Humans and nature make up social-ecological systems — an ecosystem of interdependent elements.  Our systems are complex, unpredictable, in constant flux.  There is no blueprint for being resilient, but a toolkit of solutions and a sourcebook and laboratory of ideas.  Resilience is created through diversity, preparedness, wisdom and abundance.
Diversity.  Each element in the system performs multiple functions, and each function is served by multiple elements.  Diversity of action and design gives us choices and backups.  In our gardens it gives us a variety of flavors, a longer harvest, and resistance to disease.  In our living environment it gives us richness of experience.

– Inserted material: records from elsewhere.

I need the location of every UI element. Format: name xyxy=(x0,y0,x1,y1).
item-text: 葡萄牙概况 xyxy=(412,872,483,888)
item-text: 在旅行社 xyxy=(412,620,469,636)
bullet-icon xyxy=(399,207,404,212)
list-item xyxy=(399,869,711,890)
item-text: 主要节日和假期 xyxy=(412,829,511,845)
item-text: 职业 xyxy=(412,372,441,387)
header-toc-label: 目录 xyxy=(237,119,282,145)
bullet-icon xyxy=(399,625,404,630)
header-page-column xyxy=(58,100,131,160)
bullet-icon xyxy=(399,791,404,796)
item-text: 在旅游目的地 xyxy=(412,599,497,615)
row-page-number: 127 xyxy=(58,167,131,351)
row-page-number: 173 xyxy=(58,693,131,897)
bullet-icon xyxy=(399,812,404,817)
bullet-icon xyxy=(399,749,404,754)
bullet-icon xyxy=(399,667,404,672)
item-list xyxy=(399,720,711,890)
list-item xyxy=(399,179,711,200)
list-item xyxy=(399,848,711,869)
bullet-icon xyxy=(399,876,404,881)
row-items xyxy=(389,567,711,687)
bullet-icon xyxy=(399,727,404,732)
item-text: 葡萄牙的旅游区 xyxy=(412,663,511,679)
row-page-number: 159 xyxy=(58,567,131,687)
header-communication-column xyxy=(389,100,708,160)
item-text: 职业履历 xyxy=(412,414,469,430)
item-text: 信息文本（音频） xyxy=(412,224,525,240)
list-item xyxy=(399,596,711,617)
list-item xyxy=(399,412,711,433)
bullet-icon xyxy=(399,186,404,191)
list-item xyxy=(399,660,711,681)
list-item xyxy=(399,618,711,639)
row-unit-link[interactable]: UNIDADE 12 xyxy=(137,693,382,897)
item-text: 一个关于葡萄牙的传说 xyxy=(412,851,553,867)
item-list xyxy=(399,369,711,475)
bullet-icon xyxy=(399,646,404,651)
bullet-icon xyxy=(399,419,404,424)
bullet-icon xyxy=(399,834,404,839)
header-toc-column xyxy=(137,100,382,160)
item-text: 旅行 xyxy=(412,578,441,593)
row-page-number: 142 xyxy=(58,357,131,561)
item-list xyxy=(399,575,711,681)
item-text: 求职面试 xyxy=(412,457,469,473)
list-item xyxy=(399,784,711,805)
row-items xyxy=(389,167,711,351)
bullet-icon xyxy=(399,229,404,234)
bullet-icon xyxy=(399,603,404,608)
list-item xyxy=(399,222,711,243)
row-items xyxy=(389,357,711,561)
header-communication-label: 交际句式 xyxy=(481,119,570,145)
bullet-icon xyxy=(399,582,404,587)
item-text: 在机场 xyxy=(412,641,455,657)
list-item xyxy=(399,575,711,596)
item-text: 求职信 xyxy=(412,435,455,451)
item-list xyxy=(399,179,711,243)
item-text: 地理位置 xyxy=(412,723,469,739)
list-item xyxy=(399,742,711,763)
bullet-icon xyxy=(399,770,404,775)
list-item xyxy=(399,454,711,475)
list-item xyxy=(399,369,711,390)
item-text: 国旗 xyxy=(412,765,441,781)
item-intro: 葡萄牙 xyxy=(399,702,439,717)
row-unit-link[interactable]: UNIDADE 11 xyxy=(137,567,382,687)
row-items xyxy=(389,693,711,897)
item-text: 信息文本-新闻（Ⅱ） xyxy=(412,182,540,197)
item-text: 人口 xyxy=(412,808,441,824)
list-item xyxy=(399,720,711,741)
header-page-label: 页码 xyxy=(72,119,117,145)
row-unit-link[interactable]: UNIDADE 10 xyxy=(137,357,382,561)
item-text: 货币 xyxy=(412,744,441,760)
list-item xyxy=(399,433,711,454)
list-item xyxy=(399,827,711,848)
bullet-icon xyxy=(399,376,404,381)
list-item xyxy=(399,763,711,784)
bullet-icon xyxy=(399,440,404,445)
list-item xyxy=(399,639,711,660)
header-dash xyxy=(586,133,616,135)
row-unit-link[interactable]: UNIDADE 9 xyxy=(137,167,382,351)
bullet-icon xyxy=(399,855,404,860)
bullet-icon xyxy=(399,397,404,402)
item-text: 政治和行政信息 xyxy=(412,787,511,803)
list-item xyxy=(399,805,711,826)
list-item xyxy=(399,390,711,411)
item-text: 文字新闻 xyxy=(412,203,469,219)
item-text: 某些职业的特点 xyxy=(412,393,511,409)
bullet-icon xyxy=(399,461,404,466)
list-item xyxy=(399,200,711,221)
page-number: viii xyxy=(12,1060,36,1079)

Preparedness.  Thinking ahead, conserving, studying and planning for our future.

Wisdom.  Globally shared solutions to local challenges, a commons of tools and ideas, an understanding of context.
Abundance.  Creating more than we need, a buffer against harsh times.  Resilience is joyful, abundant living, creating more than we need — preparing for hard times whenever they come, and creating a thrivable future whatever may come.